Trust in the Clergy

How trustworthy are the clergy, both absolutely and in relation to other professionals? Several opinion poll companies have tried to answer this question over the years, including Ipsos MORI, which has data on the extent to which Britons trust the clergy to tell the truth or not going back to 1983, some of which is abstracted at:

http://www.brin.ac.uk/figures/documents/Table-9-1-Trust-Professions-Ipsos-MORI-1983-2009.xls

GfK Custom Research has undertaken a similar exercise annually since 2003, asking respondents whether they trust the clergy and other groups or not. But GfK has polled internationally and not just in Britain.

Most recently GfK surveyed 15 European countries (including by telephone in the UK) and the United States, Brazil, Colombia and India in February and March 2010 on behalf of the Wall Street Journal Europe, with an average of just under 1,000 interviews in each nation.

GfK has issued a press release about the 2010 survey, which will be found at:

http://www.gfknop.com/imperia/md/content/gfk_nop/newsandpressinformation/100609_pm_trust_index_2010_fin.pdf

Unfortunately, it does not feature any of the UK results. However, some of these have been made available exclusively to British Religion in Numbers by Mark Hofmans of GfK Custom Research and are quoted here with his kind permission.

Across all countries, trust in the clergy stands at 58%, the range being from 33% in France to 86% in Romania.
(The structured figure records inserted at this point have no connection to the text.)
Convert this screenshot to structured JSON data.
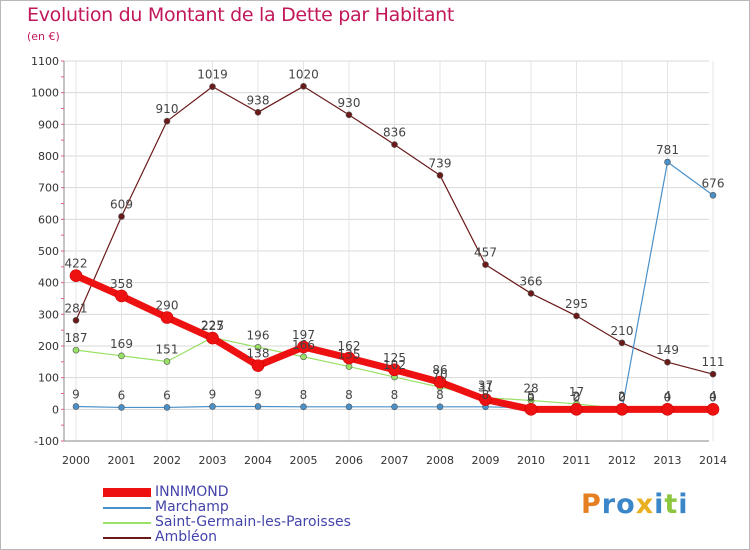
{
  "title": "Evolution du Montant de la Dette par Habitant",
  "subtitle": "(en €)",
  "logo": {
    "text": "Proxiti",
    "colors": [
      "#e67e22",
      "#3a86c8",
      "#3a86c8",
      "#e8b020",
      "#3a86c8",
      "#8dc63f",
      "#3a86c8"
    ]
  },
  "chart_data": {
    "type": "line",
    "title": "Evolution du Montant de la Dette par Habitant",
    "ylabel": "(en €)",
    "xlabel": "",
    "ylim": [
      -100,
      1100
    ],
    "yticks": [
      -100,
      0,
      100,
      200,
      300,
      400,
      500,
      600,
      700,
      800,
      900,
      1000,
      1100
    ],
    "x": [
      "2000",
      "2001",
      "2002",
      "2003",
      "2004",
      "2005",
      "2006",
      "2007",
      "2008",
      "2009",
      "2010",
      "2011",
      "2012",
      "2013",
      "2014"
    ],
    "grid": true,
    "legend_position": "bottom-left",
    "series": [
      {
        "name": "Ambléon",
        "color": "#6b1a1a",
        "width": 1.2,
        "marker": 3,
        "values": [
          281,
          609,
          910,
          1019,
          938,
          1020,
          930,
          836,
          739,
          457,
          366,
          295,
          210,
          149,
          111
        ]
      },
      {
        "name": "Saint-Germain-les-Paroisses",
        "color": "#99e066",
        "width": 1.2,
        "marker": 3,
        "values": [
          187,
          169,
          151,
          227,
          196,
          166,
          135,
          102,
          70,
          37,
          28,
          17,
          2,
          4,
          4
        ]
      },
      {
        "name": "Marchamp",
        "color": "#4a90c8",
        "width": 1.2,
        "marker": 3,
        "values": [
          9,
          6,
          6,
          9,
          9,
          8,
          8,
          8,
          8,
          8,
          5,
          2,
          0,
          781,
          676
        ]
      },
      {
        "name": "INNIMOND",
        "color": "#ee1111",
        "width": 7,
        "marker": 6,
        "values": [
          422,
          358,
          290,
          225,
          138,
          197,
          162,
          125,
          86,
          31,
          0,
          0,
          0,
          0,
          0
        ]
      }
    ]
  }
}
In the UK the figure is 63%, the highest in Western Europe (and 15% above the sub-continental average), closely followed by Sweden on 62%.

But UK citizens’ trust in the clergy is far less than in doctors (85%), the army (85%), schoolteachers (84%) and policemen (73%), although it exceeds confidence in lawyers (48%), managers of large enterprises (34%), journalists (21%) and politicians (14%).  

GfK report that, internationally, trust in the clergy declined by 8% between 2009 and 2010, from 66% to 58%, and by as much as 17% in Germany, which GfK largely attributes to the adverse publicity surrounding the abuse of children and young people by Roman Catholic priests and the Church’s perceived inadequate response to these events.

In the UK the fall from 2009 to 2010 was only 3%, perhaps reflecting the fact that the Roman Catholic Church in Britain has been somewhat less caught up in the scandals than its counterparts in Ireland and continental Europe. The 66% having trust in the clergy in the UK in 2009 was also 6 points higher than in 2008.

Although somewhat less that the number of Britons telling Ipsos MORI that they trust the clergy to tell the truth (71% in 2009), and notwithstanding a continuing trickle of ‘naughty vicar’ stories in the media (the latest about sham marriages), the GfK figure of 63% in the UK having confidence in the clergy is still surprisingly high (and not far behind the United States on 69%).

How do we interpret this? Is the lingering respect for clergy a recognition of the influence which they exercise in the leadership of the local communities which they serve, or do we still derive comfort from the knowledge that the clergy of all denominations and faiths set a lead in religious commitment and moral standards which the rest of us will but imperfectly follow?